Inspect the new wood to see whether it is completely cured and dry. Of course, if you are painting an older house this step is not necessary, but for new siding it is very important that the wood is completely dry. Green wood is often used to make board and batten. If the wood is still green, it is best to wait (this could take weeks or even months) until the wood is cured and dry.
Use the wire brush to rid the wood of any excess debris or algae growth. Clean the wood thoroughly with soap and water. Using a long-handled scrub brush to clean the wood is perfectly OK. Just make sure you rinse the area with a garden hose before you begin painting.
Check the boards and battens for tightness. Nail any boards that are loose. You will need 2 1/2-inch ringed stainless-steel nails for the boards and 3 1/2-inch stainless-steel ringed nails for the battens. Do not nail the battens to the boards, but instead drive the nails through the center of the batten, so that it passes between the two boards and finds the furring strips that are usually installed behind the boards and battens. The furring strips should run horizontally at intervals of 1 foot or more, so you will have to search for each furring strip.

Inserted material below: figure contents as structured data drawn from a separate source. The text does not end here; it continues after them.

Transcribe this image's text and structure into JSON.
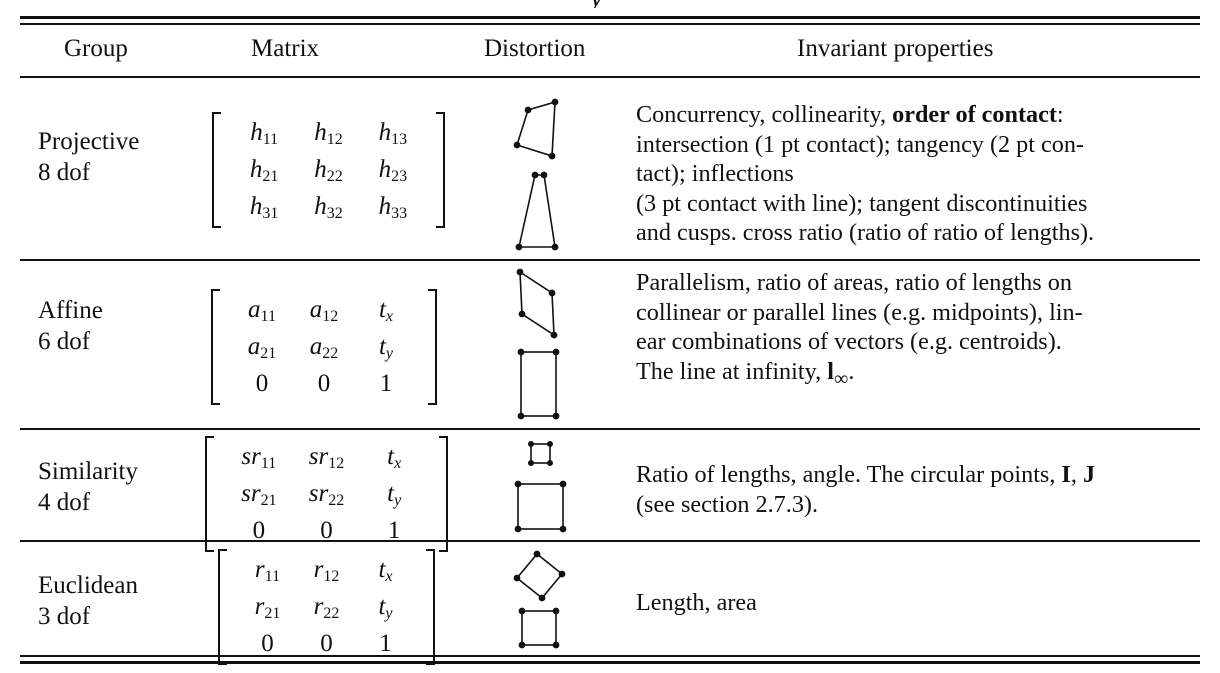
{
  "table": {
    "title_fragment": "y",
    "headers": {
      "group": "Group",
      "matrix": "Matrix",
      "distortion": "Distortion",
      "invariant": "Invariant properties"
    },
    "rows": [
      {
        "group": "Projective",
        "dof": "8 dof",
        "matrix": [
          [
            [
              "h",
              "11"
            ],
            [
              "h",
              "12"
            ],
            [
              "h",
              "13"
            ]
          ],
          [
            [
              "h",
              "21"
            ],
            [
              "h",
              "22"
            ],
            [
              "h",
              "23"
            ]
          ],
          [
            [
              "h",
              "31"
            ],
            [
              "h",
              "32"
            ],
            [
              "h",
              "33"
            ]
          ]
        ],
        "distortion_icons": [
          "projective-quad-icon",
          "trapezoid-icon"
        ],
        "invariant_lines": [
          "Concurrency, collinearity, <b>order of contact</b>:",
          "intersection (1 pt contact); tangency (2 pt con-",
          "tact); inflections",
          "(3 pt contact with line); tangent discontinuities",
          "and cusps. cross ratio (ratio of ratio of lengths)."
        ]
      },
      {
        "group": "Affine",
        "dof": "6 dof",
        "matrix": [
          [
            [
              "a",
              "11"
            ],
            [
              "a",
              "12"
            ],
            [
              "t",
              "x"
            ]
          ],
          [
            [
              "a",
              "21"
            ],
            [
              "a",
              "22"
            ],
            [
              "t",
              "y"
            ]
          ],
          [
            [
              "0",
              ""
            ],
            [
              "0",
              ""
            ],
            [
              "1",
              ""
            ]
          ]
        ],
        "distortion_icons": [
          "parallelogram-icon",
          "rectangle-icon"
        ],
        "invariant_lines": [
          "Parallelism, ratio of areas, ratio of lengths on",
          "collinear or parallel lines (e.g. midpoints), lin-",
          "ear combinations of vectors (e.g. centroids).",
          "The line at infinity, <b>l</b><sub>∞</sub>."
        ]
      },
      {
        "group": "Similarity",
        "dof": "4 dof",
        "matrix": [
          [
            [
              "sr",
              "11"
            ],
            [
              "sr",
              "12"
            ],
            [
              "t",
              "x"
            ]
          ],
          [
            [
              "sr",
              "21"
            ],
            [
              "sr",
              "22"
            ],
            [
              "t",
              "y"
            ]
          ],
          [
            [
              "0",
              ""
            ],
            [
              "0",
              ""
            ],
            [
              "1",
              ""
            ]
          ]
        ],
        "distortion_icons": [
          "small-square-icon",
          "large-square-icon"
        ],
        "invariant_lines": [
          "Ratio of lengths, angle. The circular points, <b>I</b>, <b>J</b>",
          "(see section 2.7.3)."
        ]
      },
      {
        "group": "Euclidean",
        "dof": "3 dof",
        "matrix": [
          [
            [
              "r",
              "11"
            ],
            [
              "r",
              "12"
            ],
            [
              "t",
              "x"
            ]
          ],
          [
            [
              "r",
              "21"
            ],
            [
              "r",
              "22"
            ],
            [
              "t",
              "y"
            ]
          ],
          [
            [
              "0",
              ""
            ],
            [
              "0",
              ""
            ],
            [
              "1",
              ""
            ]
          ]
        ],
        "distortion_icons": [
          "rotated-square-icon",
          "square-icon"
        ],
        "invariant_lines": [
          "Length, area"
        ]
      }
    ]
  }
}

They should not be hard to find--just check the nailing pattern on the face of the boards and battens. Any nails that run through both the boards and battens will have to be removed with the pry bar and hammer. Likewise, look for any nail that does not reach the furring strips.

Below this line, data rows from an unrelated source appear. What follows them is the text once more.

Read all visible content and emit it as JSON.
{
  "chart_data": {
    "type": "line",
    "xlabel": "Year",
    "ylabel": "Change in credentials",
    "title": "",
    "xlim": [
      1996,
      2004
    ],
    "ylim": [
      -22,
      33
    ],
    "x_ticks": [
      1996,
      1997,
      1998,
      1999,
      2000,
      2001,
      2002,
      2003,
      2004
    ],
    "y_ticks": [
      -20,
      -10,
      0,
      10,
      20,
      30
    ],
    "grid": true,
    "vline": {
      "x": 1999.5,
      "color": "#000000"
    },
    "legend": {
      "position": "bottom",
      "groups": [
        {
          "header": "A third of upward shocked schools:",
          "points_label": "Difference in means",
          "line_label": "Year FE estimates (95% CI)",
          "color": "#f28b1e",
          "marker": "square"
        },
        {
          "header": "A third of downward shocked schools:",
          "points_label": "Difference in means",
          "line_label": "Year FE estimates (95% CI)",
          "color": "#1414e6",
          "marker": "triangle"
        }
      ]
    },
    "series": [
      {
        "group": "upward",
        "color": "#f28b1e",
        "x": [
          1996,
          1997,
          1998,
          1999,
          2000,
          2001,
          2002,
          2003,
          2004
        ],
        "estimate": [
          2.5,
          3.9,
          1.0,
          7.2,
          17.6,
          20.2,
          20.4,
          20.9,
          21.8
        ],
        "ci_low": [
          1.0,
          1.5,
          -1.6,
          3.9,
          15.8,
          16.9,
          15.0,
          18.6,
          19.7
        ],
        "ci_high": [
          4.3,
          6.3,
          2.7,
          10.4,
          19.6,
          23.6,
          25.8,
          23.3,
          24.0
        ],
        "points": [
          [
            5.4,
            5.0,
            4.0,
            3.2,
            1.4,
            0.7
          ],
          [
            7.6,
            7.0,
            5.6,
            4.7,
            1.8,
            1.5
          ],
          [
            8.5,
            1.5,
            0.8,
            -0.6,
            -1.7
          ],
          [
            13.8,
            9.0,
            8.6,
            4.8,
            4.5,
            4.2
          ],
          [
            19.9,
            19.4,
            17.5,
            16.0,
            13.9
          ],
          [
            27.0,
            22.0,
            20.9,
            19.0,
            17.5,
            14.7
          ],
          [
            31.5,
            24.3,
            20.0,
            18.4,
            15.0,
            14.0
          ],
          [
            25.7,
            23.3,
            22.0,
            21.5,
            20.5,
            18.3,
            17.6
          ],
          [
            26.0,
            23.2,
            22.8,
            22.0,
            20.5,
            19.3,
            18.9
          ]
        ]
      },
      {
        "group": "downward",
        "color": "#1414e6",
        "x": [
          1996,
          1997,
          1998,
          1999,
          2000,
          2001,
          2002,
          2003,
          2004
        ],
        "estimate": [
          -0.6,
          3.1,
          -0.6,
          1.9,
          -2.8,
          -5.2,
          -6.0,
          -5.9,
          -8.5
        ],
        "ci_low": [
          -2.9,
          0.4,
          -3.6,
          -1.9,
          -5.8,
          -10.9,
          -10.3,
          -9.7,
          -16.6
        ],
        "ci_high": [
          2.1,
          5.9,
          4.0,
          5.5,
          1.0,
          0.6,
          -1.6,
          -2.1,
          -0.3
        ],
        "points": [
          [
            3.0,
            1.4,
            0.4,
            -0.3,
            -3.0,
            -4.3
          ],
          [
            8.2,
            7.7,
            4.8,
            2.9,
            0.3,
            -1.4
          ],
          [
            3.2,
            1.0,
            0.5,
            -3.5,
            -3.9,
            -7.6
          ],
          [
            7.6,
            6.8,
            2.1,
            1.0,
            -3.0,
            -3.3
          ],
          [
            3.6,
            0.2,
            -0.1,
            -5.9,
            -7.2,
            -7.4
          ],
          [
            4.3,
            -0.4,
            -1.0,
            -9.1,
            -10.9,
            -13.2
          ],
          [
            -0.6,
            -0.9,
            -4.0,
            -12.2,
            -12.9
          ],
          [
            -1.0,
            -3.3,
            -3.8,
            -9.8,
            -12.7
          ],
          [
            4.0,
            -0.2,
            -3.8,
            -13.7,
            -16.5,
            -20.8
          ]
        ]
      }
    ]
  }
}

Spot prime any knots or oily areas with a brush and heavy-duty, exterior-grade, sealer-primer paint.
Apply the primer coat with a wide house-painting brush or a paint sprayer.
Caulk along the edge of the battens where necessary. Use an exterior grade silicone caulk.
Apply the top coat with a paint sprayer or large house-painting brush. Make sure you do not leave any drip marks because the board and batten style has a tendency to drip.